Moi seul je l'ai été, moi seul [207]je n'ai pas su apprécier le dévouement pour moi qui n'avait de bornes que le devoir impérieux, j'ai empoisonné par mon injustice la vie entière du meilleur des êtres créés. Pour réparer le mal que j'ai fait, il faudrait que je pusse changer les idées des gens sur lesquels je ne puis avoir aucune influence, qui ne peuvent avoir en moi aucune confiance. Ah, le sentiment dominant dans mon cœur est de sacrifier toute ma vie, tout ce qui dépend de ma volonté à chercher à adoucir des maux que je ne puis réparer. Mais que puis-je ? Presque rien ! Rien du tout en comparaison du mal que j'ai fait ! Me compter désormais, et moi-même, et tout ce qui ne se rapporte pas à ce triste but de toute mon existence, pour rien, me paraît alors mon vrai, mon unique devoir.

Je le remplirai au milieu des tourments où je me livre exprès, et qu'il ne tient qu'à moi de ne pas éprouver en comblant la mesure de l'ingratitude, en t'allant trouver puisque rien autre ne me retient ici au milieu des angoisses. Tu me parles d'une tournée qui me rapproche de toi. Tout annonce qu'il n'y en aura point cette année et rien ne me fera quitter Paris.[208] Tu m'applaudirais, j'oublierais tout à Lyon, mais que serais-je à mes propres yeux ! Après toi, Ballanche est à Lyon celui qui m'aime le plus. Ainsi demande-lui si tu peux payer d'abord les 300 francs à M. Périsse, et, s'il y consent, paye simplement ce dernier, donne le petit reste de 98 francs en acompte à Ballanche et qu'il le note sur un billet que je lui ai fait. Je lui resterai devoir 152 francs que je remettrai à Beuchot sur le premier argent que je toucherai. Comme il m'est dû 1500 francs d'échu, j'espère recevoir bientôt quelque chose.

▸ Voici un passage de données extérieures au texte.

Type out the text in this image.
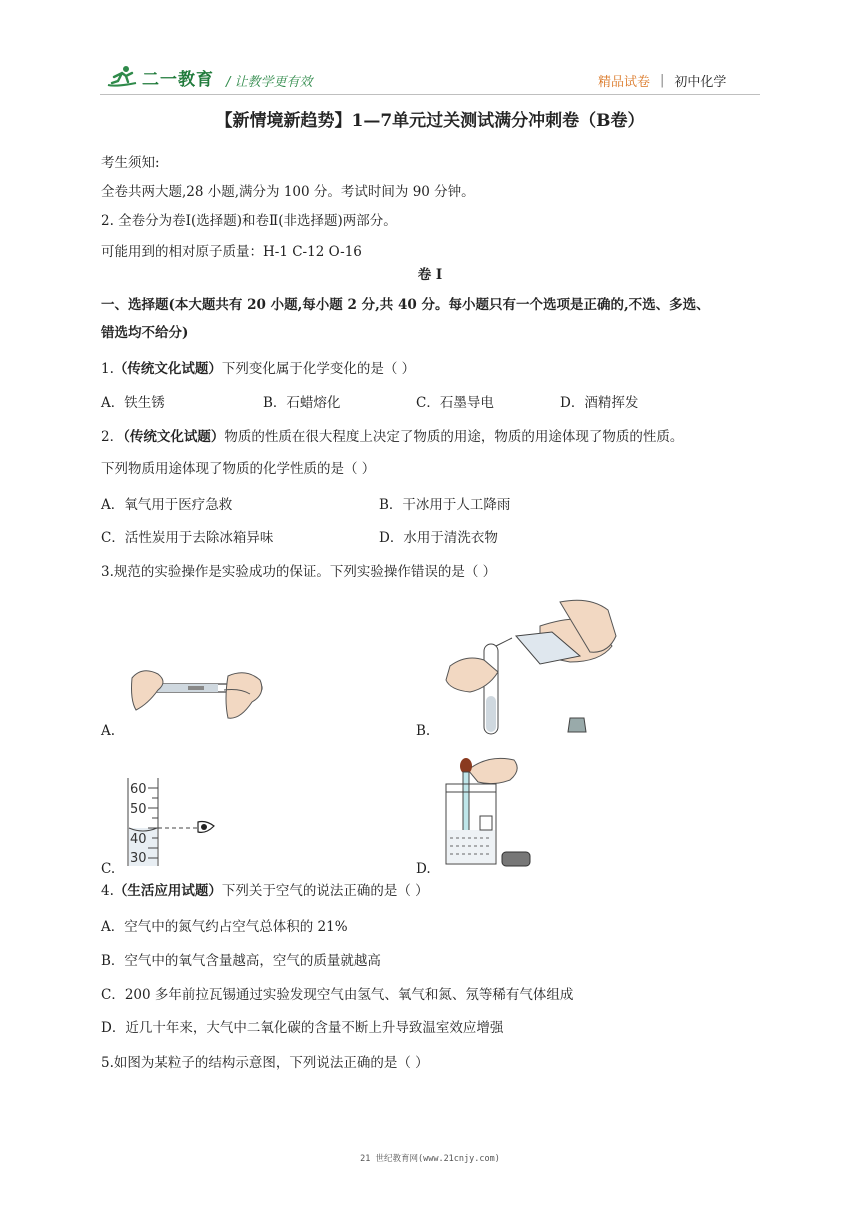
二一教育 / 让教学更有效	精品试卷 | 初中化学
【新情境新趋势】1—7单元过关测试满分冲刺卷（B卷）
考生须知:
全卷共两大题,28 小题,满分为 100 分。考试时间为 90 分钟。
2. 全卷分为卷Ⅰ(选择题)和卷Ⅱ(非选择题)两部分。
可能用到的相对原子质量：H-1 C-12 O-16
卷 Ⅰ
一、选择题(本大题共有 20 小题,每小题 2 分,共 40 分。每小题只有一个选项是正确的,不选、多选、
错选均不给分)
1.（传统文化试题）下列变化属于化学变化的是（ ）
A．铁生锈	B．石蜡熔化	C．石墨导电	D．酒精挥发
2．（传统文化试题）物质的性质在很大程度上决定了物质的用途，物质的用途体现了物质的性质。
下列物质用途体现了物质的化学性质的是（ ）
A．氧气用于医疗急救	B．干冰用于人工降雨
C．活性炭用于去除冰箱异味	D．水用于清洗衣物
3.规范的实验操作是实验成功的保证。下列实验操作错误的是（ ）
A.	B.
60
50
40
30
C.	D.
4.（生活应用试题）下列关于空气的说法正确的是（ ）
A．空气中的氮气约占空气总体积的 21%
B．空气中的氧气含量越高，空气的质量就越高
C．200 多年前拉瓦锡通过实验发现空气由氢气、氧气和氮、氖等稀有气体组成
D．近几十年来，大气中二氧化碳的含量不断上升导致温室效应增强
5.如图为某粒子的结构示意图，下列说法正确的是（ ）
21 世纪教育网(www.21cnjy.com)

Écris-moi, je t'en conjure ! Comme le plaisir d'avoir enfin de tes nouvelles m'a donné un peu de calme d'esprit, je vais en profiter pour écrire à notre ami dont je ne savais pas le retour près de toi. Parle-lui de moi, parles-en à Ballanche, Bonjour et Camille ! Comment ne me dis-tu rien de ces deux derniers ? Embrasse pour moi Chatelain. Tu me dis, dans ta deuxième lettre, que tu n'as ni le courage, ni la liberté d'esprit nécessaires pour me parler raison. Mon ami, comprends que ce que tout autre appellerait me parler raison, c'est me conseiller de retrouver le repos à force d'égoïsme et d'ingratitude.

J'aime mieux souffrir toute ma vie. Brûle sur-le-champ cette lettre au nom de notre éternelle amitié ! Tu as brûlé la dernière, car je la finissais de même ? Donne-moi des nouvelles de ta santé. Elle te manque seule pour que tu aies le bonheur que j'ai toujours désiré inutilement pour moi-même. Il n'en est plus pour ton ami.